El mundo, por supuesto, va en otra dirección. El mundo acumula, exhibe, demanda. El mundo quiere vistas y quiere mostrarlas. Y en medio de todo eso, hay quien aún apuesta por lo opuesto: por una estética del retiro, de la pausa, del habitar sin ruido. No se trata de volver al pasado, sino de extraer del presente lo más delicado. En un paisaje saturado de artificios, hay quienes aún saben reconocer esa arquitectura que no necesita alzarse, solo asentarse Spain Sotheby’s International Realty las encuentra, las elige, las ofrece. Propone una forma de habitar que no pasa por tener más, sino por vivir mejor. Una forma de mirar que pone el acento en los vacíos, no en los llenos
El minimalismo, en este contexto, no es una moda ni una estrategia decorativa: es una forma de protesta callada. Una voluntad de recorte frente al exceso, de forma frente a ruido. Como apunta Kois en la Revista Mercurio, «el minimalismo como corriente artística podría entenderse como una protesta estética que plantea eliminar lo superfluo y reducir las obras a lo esencial, empleando los elementos más básicos, como colores puros o formas geométricas simples». En arquitectura, esa protesta se convierte en volumen, en proporción, en pausa visual. Es un acto de confianza: confiar en que lo esencial basta. En que un muro blanco puede sostener más belleza que un catálogo entero. En que la luz, si se la deja, lo hace todo.

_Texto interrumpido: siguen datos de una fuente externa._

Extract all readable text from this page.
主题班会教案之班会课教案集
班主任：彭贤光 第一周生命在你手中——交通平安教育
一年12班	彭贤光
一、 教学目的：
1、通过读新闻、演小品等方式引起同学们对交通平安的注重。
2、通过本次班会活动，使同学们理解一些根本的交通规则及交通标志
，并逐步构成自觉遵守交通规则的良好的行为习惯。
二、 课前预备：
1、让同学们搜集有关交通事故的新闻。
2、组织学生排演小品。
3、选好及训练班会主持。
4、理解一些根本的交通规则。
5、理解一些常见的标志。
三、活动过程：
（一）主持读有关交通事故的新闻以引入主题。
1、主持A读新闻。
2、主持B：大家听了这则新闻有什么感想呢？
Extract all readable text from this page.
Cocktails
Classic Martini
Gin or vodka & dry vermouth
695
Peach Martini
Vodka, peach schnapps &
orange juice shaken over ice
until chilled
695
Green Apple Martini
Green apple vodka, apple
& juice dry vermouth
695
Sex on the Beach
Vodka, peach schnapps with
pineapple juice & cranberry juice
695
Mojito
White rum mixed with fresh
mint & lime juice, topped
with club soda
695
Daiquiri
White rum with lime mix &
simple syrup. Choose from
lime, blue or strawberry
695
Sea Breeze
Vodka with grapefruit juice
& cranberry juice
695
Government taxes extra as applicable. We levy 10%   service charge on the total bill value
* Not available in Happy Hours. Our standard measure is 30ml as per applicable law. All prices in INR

En Ibiza, he visto casas abiertas como poemas sin rima: techos altos, muros gruesos, patios interiores donde crece la buganvilla como si fuera una idea feliz. En Formentera, las casas parecen susurrar al mar. En Mallorca, la piedra seca cuenta historias que ni la historia recuerda. Y en Menorca, donde todo parece más calmo, las casas son casi siempre una forma de contemplación, de espera, de retirada.
Hay una ética del espacio que rara vez se menciona. El espacio nos forma, nos transforma. No es lo mismo vivir en un lugar donde la puerta siempre chirría que en uno donde el silencio es limpio. No es lo mismo abrir una ventana a un patio que a un algoritmo. En tiempos de hiperconectividad, la arquitectura puede ser también una tecnología del alma: un modo de desconectar para volver a mirar.
Se dirá que esto es elitismo. Que hablar de belleza en un mundo que arde es un gesto frívolo. Pero quizás sea justo lo contrario. Quizás insistir en lo esencial, en la dignidad de lo habitable, en la posibilidad de vivir con menos y vivir mejor, sea una forma de resistencia. Contra el ruido, contra la velocidad, contra el simulacro de abundancia que nos deja vacíos.
El futuro, si es habitable, tendrá que ser más como esas casas baleares: austero, conectado con la tierra, abierto al cielo. Menos cemento, más sombra. Menos decoración, más verdad. Menos artificio, más tacto. Habitar así no es una tendencia. Es una necesidad. Y en ese gesto —el de quitar en vez de poner, el de dejar espacio para lo que no se puede comprar— hay algo profundamente humano. Algo que no se mide en metros cuadrados ni en rentabilidades. Algo que se parece, acaso, a estar en paz.